Why is a very hard concept for young kids. Hell, at 32 I can't always answer Why. Why am I sad? Why am I irrationally angry? Uh... Hormones? I don't know. lol.
I do agree with @winter that it helps to suggest things. Why are you crying? Did you get hurt? (No) Are you tired? (No) Are you hungry? (Yes). Ok! You're crying because you're hungry. Let's get food.
What questions are usually fine at 2.5. It's a crapshoot as to what she'll say, but she knows to respond with something reasonable. I can say "what did you do today at school?" Ate ice cream! I know that wasn't true, but her concept of time and what happens on specific days is shaky. She at least knows the appropriate way to answer that question.
"Why did you pee in your panties instead of the potty?" is always answered with "because I just peed in my panties." I don't see that as developmentally behind personally.
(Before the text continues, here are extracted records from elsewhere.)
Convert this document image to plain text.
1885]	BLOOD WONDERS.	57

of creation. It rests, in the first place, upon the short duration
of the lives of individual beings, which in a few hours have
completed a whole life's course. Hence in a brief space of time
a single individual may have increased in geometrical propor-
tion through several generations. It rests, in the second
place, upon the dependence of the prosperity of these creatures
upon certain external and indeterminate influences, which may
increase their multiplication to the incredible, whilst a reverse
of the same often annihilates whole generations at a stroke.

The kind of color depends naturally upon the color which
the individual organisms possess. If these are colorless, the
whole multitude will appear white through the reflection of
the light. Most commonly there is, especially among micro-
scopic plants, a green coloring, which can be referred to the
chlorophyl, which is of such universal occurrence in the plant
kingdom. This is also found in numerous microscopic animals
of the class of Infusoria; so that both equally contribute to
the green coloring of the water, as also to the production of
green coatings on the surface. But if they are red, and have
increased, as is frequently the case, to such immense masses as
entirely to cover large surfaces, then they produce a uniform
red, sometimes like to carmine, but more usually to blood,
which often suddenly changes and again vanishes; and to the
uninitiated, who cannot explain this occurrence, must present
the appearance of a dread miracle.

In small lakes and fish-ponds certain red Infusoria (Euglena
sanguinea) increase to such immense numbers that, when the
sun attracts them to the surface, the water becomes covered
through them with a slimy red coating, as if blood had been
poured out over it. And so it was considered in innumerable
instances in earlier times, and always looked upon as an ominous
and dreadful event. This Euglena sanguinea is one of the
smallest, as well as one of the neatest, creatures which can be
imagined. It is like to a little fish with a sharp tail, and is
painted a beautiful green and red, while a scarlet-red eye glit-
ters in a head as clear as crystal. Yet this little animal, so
DD has ASD and its related language deficits and she just started to get Wh questions over the last year (5-6). Pragmatics like that and others are her primary remaining language glitch issue. It's part of the ASD and between ABA and Speech we are making steady progress on it. But at Cora's age we were still very focused on practical communication (juice or milk, grapes or bananas, play outside or inside) ABA used VBMApp which included the 'typical' language development so we started where she was and built those blocks. Slow and steady is better for building a solid language foundation, ASD is a developmental DISorder so slowly working on fixing the gaps is better long term.